ACLs override the default permissions system when they come into effect and so you need to have good knowledge of how Linux permissions work. In particular you need to ensure your user has x (execute) as well as r (read) permissions specified in ACLs for directories in order to be able to traverse directories, otherwise you will keep getting permissions issues. It took me a bit of work to get the ACLs set up but once they are done properly, the advantage is that inheritable permissions are possible, so for my backups, the backup user will have automatic rights to new files and folders that are created in future. In fact for any computer the way to make it happen is to set a default ACL on /home that gives the backup user rx permissions on everything below in future.

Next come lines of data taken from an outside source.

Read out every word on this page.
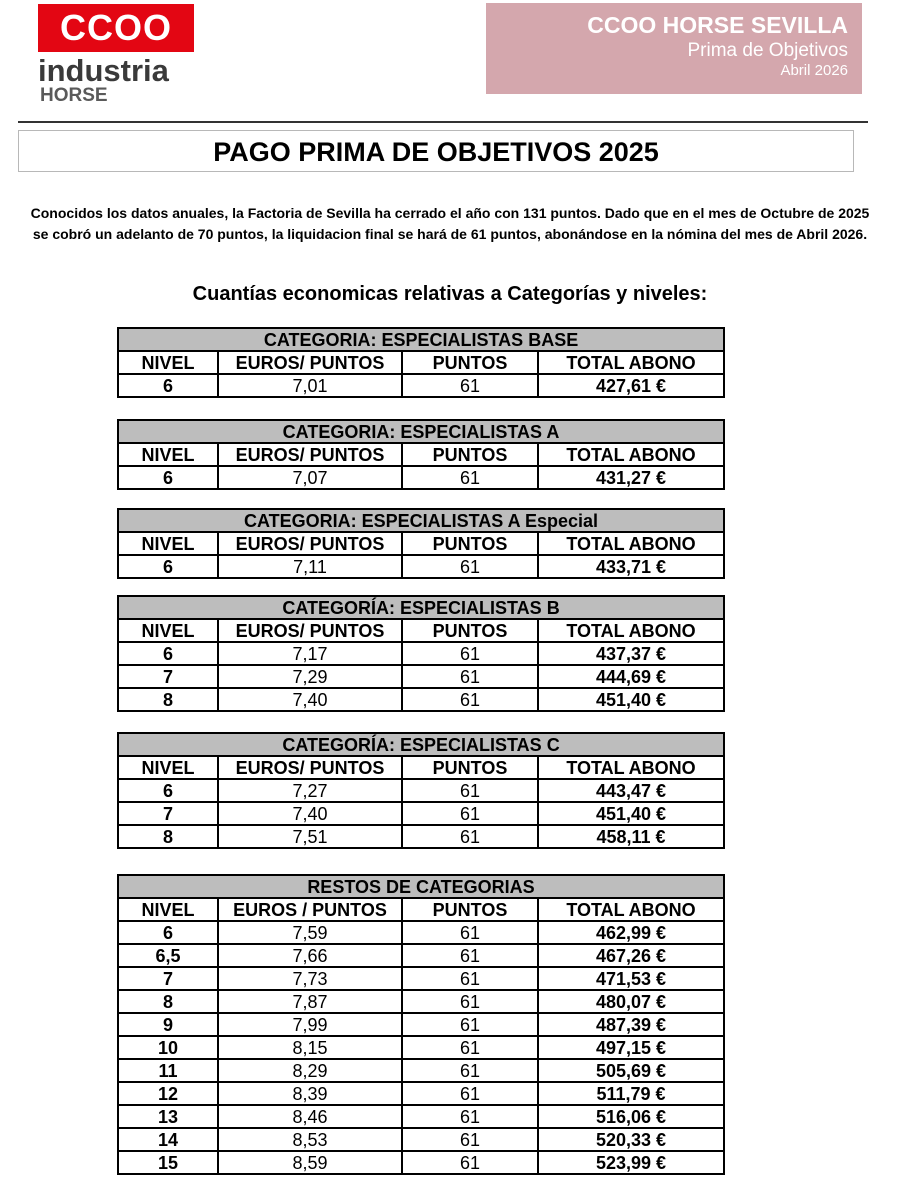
CCOO
industria
HORSE
CCOO HORSE SEVILLA
Prima de Objetivos
Abril 2026
PAGO PRIMA DE OBJETIVOS 2025
Conocidos los datos anuales, la Factoria de Sevilla ha cerrado el año con 131 puntos. Dado que en el mes de Octubre de 2025 se cobró un adelanto de 70 puntos, la liquidacion final se hará de 61 puntos, abonándose en la nómina del mes de Abril 2026.
Cuantías economicas relativas a Categorías y niveles:
CATEGORIA: ESPECIALISTAS BASE			
NIVEL	EUROS/ PUNTOS	PUNTOS	TOTAL ABONO
6	7,01	61	427,61 €
CATEGORIA: ESPECIALISTAS A			
NIVEL	EUROS/ PUNTOS	PUNTOS	TOTAL ABONO
6	7,07	61	431,27 €
CATEGORIA: ESPECIALISTAS A Especial			
NIVEL	EUROS/ PUNTOS	PUNTOS	TOTAL ABONO
6	7,11	61	433,71 €
CATEGORÍA: ESPECIALISTAS B			
NIVEL	EUROS/ PUNTOS	PUNTOS	TOTAL ABONO
6	7,17	61	437,37 €
7	7,29	61	444,69 €
8	7,40	61	451,40 €
CATEGORÍA: ESPECIALISTAS C			
NIVEL	EUROS/ PUNTOS	PUNTOS	TOTAL ABONO
6	7,27	61	443,47 €
7	7,40	61	451,40 €
8	7,51	61	458,11 €
RESTOS DE CATEGORIAS			
NIVEL	EUROS / PUNTOS	PUNTOS	TOTAL ABONO
6	7,59	61	462,99 €
6,5	7,66	61	467,26 €
7	7,73	61	471,53 €
8	7,87	61	480,07 €
9	7,99	61	487,39 €
10	8,15	61	497,15 €
11	8,29	61	505,69 €
12	8,39	61	511,79 €
13	8,46	61	516,06 €
14	8,53	61	520,33 €
15	8,59	61	523,99 €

With the ACLs properly set the test backup was able to access all the files it needed to and complete the backup. Since I knew there were roughly 114,000 items waiting for backup, it was interesting to watch rsync at work discovering new files (a big increase from the roughly 7000 it had access to the first time). 

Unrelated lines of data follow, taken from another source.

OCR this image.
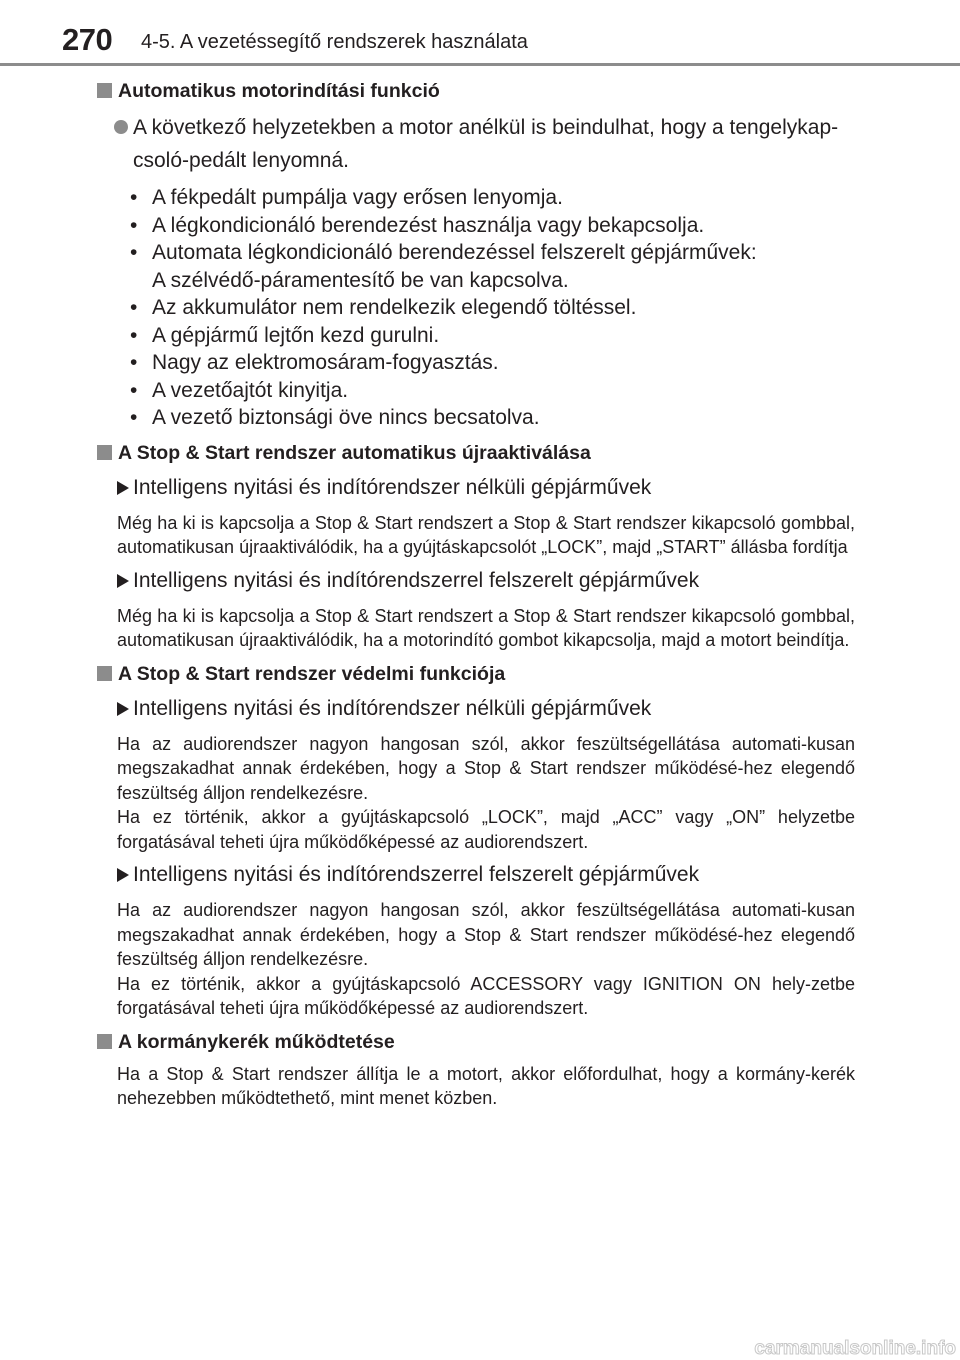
270 4-5. A vezetéssegítő rendszerek használata
Automatikus motorindítási funkció
A következő helyzetekben a motor anélkül is beindulhat, hogy a tengelykap-csoló-pedált lenyomná.
• A fékpedált pumpálja vagy erősen lenyomja.
• A légkondicionáló berendezést használja vagy bekapcsolja.
• Automata légkondicionáló berendezéssel felszerelt gépjárművek:
A szélvédő-páramentesítő be van kapcsolva.
• Az akkumulátor nem rendelkezik elegendő töltéssel.
• A gépjármű lejtőn kezd gurulni.
• Nagy az elektromosáram-fogyasztás.
• A vezetőajtót kinyitja.
• A vezető biztonsági öve nincs becsatolva.
A Stop & Start rendszer automatikus újraaktiválása
Intelligens nyitási és indítórendszer nélküli gépjárművek

Még ha ki is kapcsolja a Stop & Start rendszert a Stop & Start rendszer kikapcsoló gombbal, automatikusan újraaktiválódik, ha a gyújtáskapcsolót „LOCK”, majd „START” állásba fordítja

Intelligens nyitási és indítórendszerrel felszerelt gépjárművek

Még ha ki is kapcsolja a Stop & Start rendszert a Stop & Start rendszer kikapcsoló gombbal, automatikusan újraaktiválódik, ha a motorindító gombot kikapcsolja, majd a motort beindítja.

A Stop & Start rendszer védelmi funkciója
Intelligens nyitási és indítórendszer nélküli gépjárművek

Ha az audiorendszer nagyon hangosan szól, akkor feszültségellátása automati-kusan megszakadhat annak érdekében, hogy a Stop & Start rendszer működésé-hez elegendő feszültség álljon rendelkezésre.

Ha ez történik, akkor a gyújtáskapcsoló „LOCK”, majd „ACC” vagy „ON” helyzetbe forgatásával teheti újra működőképessé az audiorendszert.

Intelligens nyitási és indítórendszerrel felszerelt gépjárművek

Ha az audiorendszer nagyon hangosan szól, akkor feszültségellátása automati-kusan megszakadhat annak érdekében, hogy a Stop & Start rendszer működésé-hez elegendő feszültség álljon rendelkezésre.

Ha ez történik, akkor a gyújtáskapcsoló ACCESSORY vagy IGNITION ON hely-zetbe forgatásával teheti újra működőképessé az audiorendszert.

A kormánykerék működtetése

Ha a Stop & Start rendszer állítja le a motort, akkor előfordulhat, hogy a kormány-kerék nehezebben működtethető, mint menet közben.

carmanualsonline.info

The means of doing the incrementals is still being worked out as it is not as straightforward as I had hoped. The log file is not consistent in its format (at least not so far) that would make it easy to determine which files successfully transferred. The option I am tending towards would probably consist of getting a list of files that have changed since the last backup, then getting rsync to copy one at a time, looking at the result code that it returns, and if there is no error then writing an extended attribute of the source file to indicate a successful backup result. The extended attributes will probably be backup.full = <date> and backup.incr = <date> and these two extended attributes will be written by the appropriate backup script. A full backup simply updates the attribute at backup completion without checking it. Whereas for an incremental, we compare the last modified date in the file with the date stored (backup.incr if set, otherwise backup.full) and do the backup if the file has been modified since the last backup date. So I expect to start more testing reasonably soon with developing scripts to perform these tasks.

But so far as the full backups go, it's doing pretty good. I have just set up another full backup and it's working very well. The second time setting it all up was so much smoother. It also looks like ZFS disk compression works very well and has achieved some useful saving but I will check out exactly what sort of improvement I am getting on these disks.